I’d been thinking about Robin Williams a bit recently. His manager Larry Bresner told me that when Robin was asked by a German journalist on a press junket why the Germans had a reputation for humourlessness that Williams replied, “Because you killed all the funny people.”
Robin Williams was exciting to me because he seemed to be sat upon a geyser of comedy. Like he didn’t manufacture it laboriously within but had only to open a valve and it would come bursting through in effervescent jets. He was plugged into the mains of comedy.
I was aware too that this burbling and manic man-child that I watched on the box on my Nan’s front room floor with a Mork action figure (I wish I still had that, he came in a plastic egg) struggled with mental illness and addiction. The chaotic clarity that lashed like an electric cable, that razzed and sparked with amoral, puckish wonder was in fact harvested madness.
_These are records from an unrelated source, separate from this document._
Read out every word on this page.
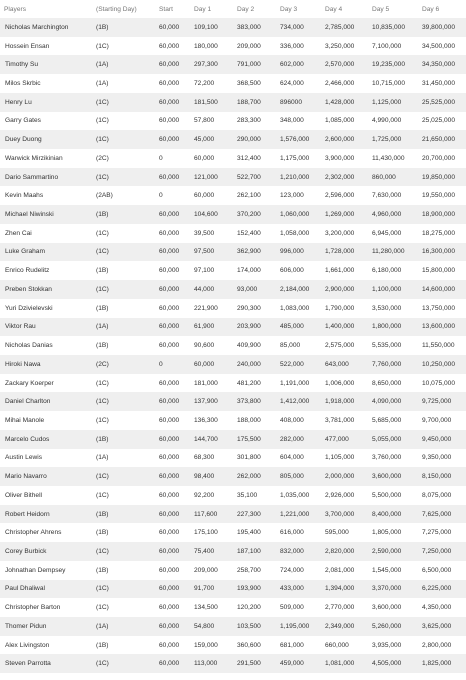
Players	(Starting Day)	Start	Day 1	Day 2	Day 3	Day 4	Day 5	Day 6
Nicholas Marchington	(1B)	60,000	109,100	383,000	734,000	2,785,000	10,835,000	39,800,000
Hossein Ensan	(1C)	60,000	180,000	209,000	336,000	3,250,000	7,100,000	34,500,000
Timothy Su	(1A)	60,000	297,300	791,000	602,000	2,570,000	19,235,000	34,350,000
Milos Skrbic	(1A)	60,000	72,200	368,500	624,000	2,466,000	10,715,000	31,450,000
Henry Lu	(1C)	60,000	181,500	188,700	896000	1,428,000	1,125,000	25,525,000
Garry Gates	(1C)	60,000	57,800	283,300	348,000	1,085,000	4,990,000	25,025,000
Duey Duong	(1C)	60,000	45,000	290,000	1,576,000	2,600,000	1,725,000	21,650,000
Warwick Mirzikinian	(2C)	0	60,000	312,400	1,175,000	3,900,000	11,430,000	20,700,000
Dario Sammartino	(1C)	60,000	121,000	522,700	1,210,000	2,302,000	860,000	19,850,000
Kevin Maahs	(2AB)	0	60,000	262,100	123,000	2,596,000	7,630,000	19,550,000
Michael Niwinski	(1B)	60,000	104,600	370,200	1,060,000	1,269,000	4,960,000	18,900,000
Zhen Cai	(1C)	60,000	39,500	152,400	1,058,000	3,200,000	6,945,000	18,275,000
Luke Graham	(1C)	60,000	97,500	362,900	996,000	1,728,000	11,280,000	16,300,000
Enrico Rudelitz	(1B)	60,000	97,100	174,000	606,000	1,661,000	6,180,000	15,800,000
Preben Stokkan	(1C)	60,000	44,000	93,000	2,184,000	2,900,000	1,100,000	14,600,000
Yuri Dzivielevski	(1B)	60,000	221,900	290,300	1,083,000	1,790,000	3,530,000	13,750,000
Viktor Rau	(1A)	60,000	61,900	203,900	485,000	1,400,000	1,800,000	13,600,000
Nicholas Danias	(1B)	60,000	90,600	409,900	85,000	2,575,000	5,535,000	11,550,000
Hiroki Nawa	(2C)	0	60,000	240,000	522,000	643,000	7,760,000	10,250,000
Zackary Koerper	(1C)	60,000	181,000	481,200	1,191,000	1,006,000	8,650,000	10,075,000
Daniel Charlton	(1C)	60,000	137,900	373,800	1,412,000	1,918,000	4,090,000	9,725,000
Mihai Manole	(1C)	60,000	136,300	188,000	408,000	3,781,000	5,685,000	9,700,000
Marcelo Cudos	(1B)	60,000	144,700	175,500	282,000	477,000	5,055,000	9,450,000
Austin Lewis	(1A)	60,000	68,300	301,800	604,000	1,105,000	3,760,000	9,350,000
Mario Navarro	(1C)	60,000	98,400	262,000	805,000	2,000,000	3,600,000	8,150,000
Oliver Bithell	(1C)	60,000	92,200	35,100	1,035,000	2,926,000	5,500,000	8,075,000
Robert Heidorn	(1B)	60,000	117,600	227,300	1,221,000	3,700,000	8,400,000	7,625,000
Christopher Ahrens	(1B)	60,000	175,100	195,400	616,000	595,000	1,805,000	7,275,000
Corey Burbick	(1C)	60,000	75,400	187,100	832,000	2,820,000	2,590,000	7,250,000
Johnathan Dempsey	(1B)	60,000	209,000	258,700	724,000	2,081,000	1,545,000	6,500,000
Paul Dhaliwal	(1C)	60,000	91,700	193,900	433,000	1,394,000	3,370,000	6,225,000
Christopher Barton	(1C)	60,000	134,500	120,200	509,000	2,770,000	3,600,000	4,350,000
Thomer Pidun	(1A)	60,000	54,800	103,500	1,195,000	2,349,000	5,260,000	3,625,000
Alex Livingston	(1B)	60,000	159,000	360,600	681,000	660,000	3,935,000	2,800,000
Steven Parrotta	(1C)	60,000	113,000	291,500	459,000	1,081,000	4,505,000	1,825,000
A refinement of an energy that could turn as easily to destruction as creativity.
He spoke candidly about his mental illness and addiction, how he felt often on a precipice of self-destruction, whether through substance misuse or some act of more certain finality. I thought that this articulate acknowledgement amounted to a kind of vaccine against the return of such diseased thinking, which has proven to be hopelessly naive.
When someone gets to 63 I imagined, hoped, I suppose, that maturity would grant an immunity to adolescent notions of suicide but today I read that suicide isn’t exclusively a young man’s game. Robin Williams at 63 still hadn’t come to terms with being Robin Williams.
Now I am incapable of looking back at my fleeting meeting with him with any kind of objectivity, I am bound to apply, with hindsight, some special significance to his fragility, meekness and humility. Hidden behind his beard and kindness and compliments was a kind of awkwardness, like he was in the wrong context or element, a fallen bird on a hard floor.
Robin Williams Robin Williams in 2011. Photograph: Walter McBride/Corbis
It seems that Robin Williams could not find a context. Is that what drug use is? An attempt to anaesthetise against a reality that constantly knocks against your nerves, like tinfoil on an old school filling, the pang an urgent message to a dormant, truer you.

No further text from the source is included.